Full confirmation of the identity of the fossil animal came from a new technique called collagen fingerprinting. Researchers first extract some of the collagen still left in the bones–collagen sticks around for a long time–by drilling a small hole in the bone and collecting the accrued dust. After demineralization of the bone dust and gelatinization, researchers digested the collagen protein using the protease trypsin. The trypsin digestion results in peptide fragments. Researchers put those peptides into a mass spectrometer to determine the different fragment lengths; each species has its own particular fragment signature. When the researchers compared the fossil signatures to known current species, they corroborated that the High Arctic Camel is closely related to both dromedaries (modern single-humped camels) and to another older species of camel whose fossils have been found in the Yukon Territory.

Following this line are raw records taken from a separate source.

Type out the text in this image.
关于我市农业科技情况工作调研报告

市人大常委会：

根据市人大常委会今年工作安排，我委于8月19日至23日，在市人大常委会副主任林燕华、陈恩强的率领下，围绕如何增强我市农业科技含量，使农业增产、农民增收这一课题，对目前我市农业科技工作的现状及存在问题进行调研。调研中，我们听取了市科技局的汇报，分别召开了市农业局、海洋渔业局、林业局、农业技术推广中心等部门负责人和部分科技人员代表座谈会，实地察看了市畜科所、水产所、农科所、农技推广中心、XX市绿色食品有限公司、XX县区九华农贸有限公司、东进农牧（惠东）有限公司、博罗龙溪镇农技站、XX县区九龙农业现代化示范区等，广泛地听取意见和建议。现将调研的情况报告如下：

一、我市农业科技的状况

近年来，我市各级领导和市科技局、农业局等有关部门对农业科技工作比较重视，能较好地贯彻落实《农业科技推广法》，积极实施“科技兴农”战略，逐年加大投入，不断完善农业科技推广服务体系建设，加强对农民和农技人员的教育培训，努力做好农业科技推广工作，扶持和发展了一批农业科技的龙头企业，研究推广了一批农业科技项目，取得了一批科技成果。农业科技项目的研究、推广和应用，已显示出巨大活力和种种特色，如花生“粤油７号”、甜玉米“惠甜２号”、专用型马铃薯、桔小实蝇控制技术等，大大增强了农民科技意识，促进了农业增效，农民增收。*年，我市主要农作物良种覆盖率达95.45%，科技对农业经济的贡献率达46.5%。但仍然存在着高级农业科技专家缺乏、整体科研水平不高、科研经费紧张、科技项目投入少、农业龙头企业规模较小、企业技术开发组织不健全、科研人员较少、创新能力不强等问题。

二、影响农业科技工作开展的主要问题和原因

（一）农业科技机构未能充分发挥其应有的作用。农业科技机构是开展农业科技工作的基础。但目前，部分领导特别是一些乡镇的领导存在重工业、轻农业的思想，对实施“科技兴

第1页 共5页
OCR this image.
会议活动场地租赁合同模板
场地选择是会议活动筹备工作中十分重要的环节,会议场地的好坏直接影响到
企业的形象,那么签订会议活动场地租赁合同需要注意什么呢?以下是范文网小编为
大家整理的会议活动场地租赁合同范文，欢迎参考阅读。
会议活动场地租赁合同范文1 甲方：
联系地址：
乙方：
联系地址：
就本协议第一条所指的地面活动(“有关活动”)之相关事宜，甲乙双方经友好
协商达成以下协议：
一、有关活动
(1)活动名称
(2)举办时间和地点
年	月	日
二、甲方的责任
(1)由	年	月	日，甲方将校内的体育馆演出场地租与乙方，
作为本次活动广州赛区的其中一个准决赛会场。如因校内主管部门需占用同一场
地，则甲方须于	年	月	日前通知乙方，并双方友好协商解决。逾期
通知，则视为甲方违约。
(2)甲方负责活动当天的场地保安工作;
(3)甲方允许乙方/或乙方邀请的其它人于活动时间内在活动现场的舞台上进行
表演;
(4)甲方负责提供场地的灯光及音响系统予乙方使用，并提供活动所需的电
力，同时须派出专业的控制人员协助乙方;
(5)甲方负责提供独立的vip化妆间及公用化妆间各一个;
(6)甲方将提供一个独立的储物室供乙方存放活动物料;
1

Finally, while temperatures in that region during that time period were warmer than they are now (up to 10 degrees Celsius warmer in the Arctic), it was still a harsh environment. From their recent paper on the high arctic camel: “Other specialized traits seen in modern camels may also have served well in an Arctic realm. For example their wide flat feet function well on soft substrates, such as sand or snow. Their iconic hump(s), containing fat, also may have been adaptive. As seen in high-latitude ungulates today, fat deposits could have been critically important for allowing populations to survive and reproduce in harsh climates characterized by 6-month long, cold, winters.” So, there you go. Arctic camels.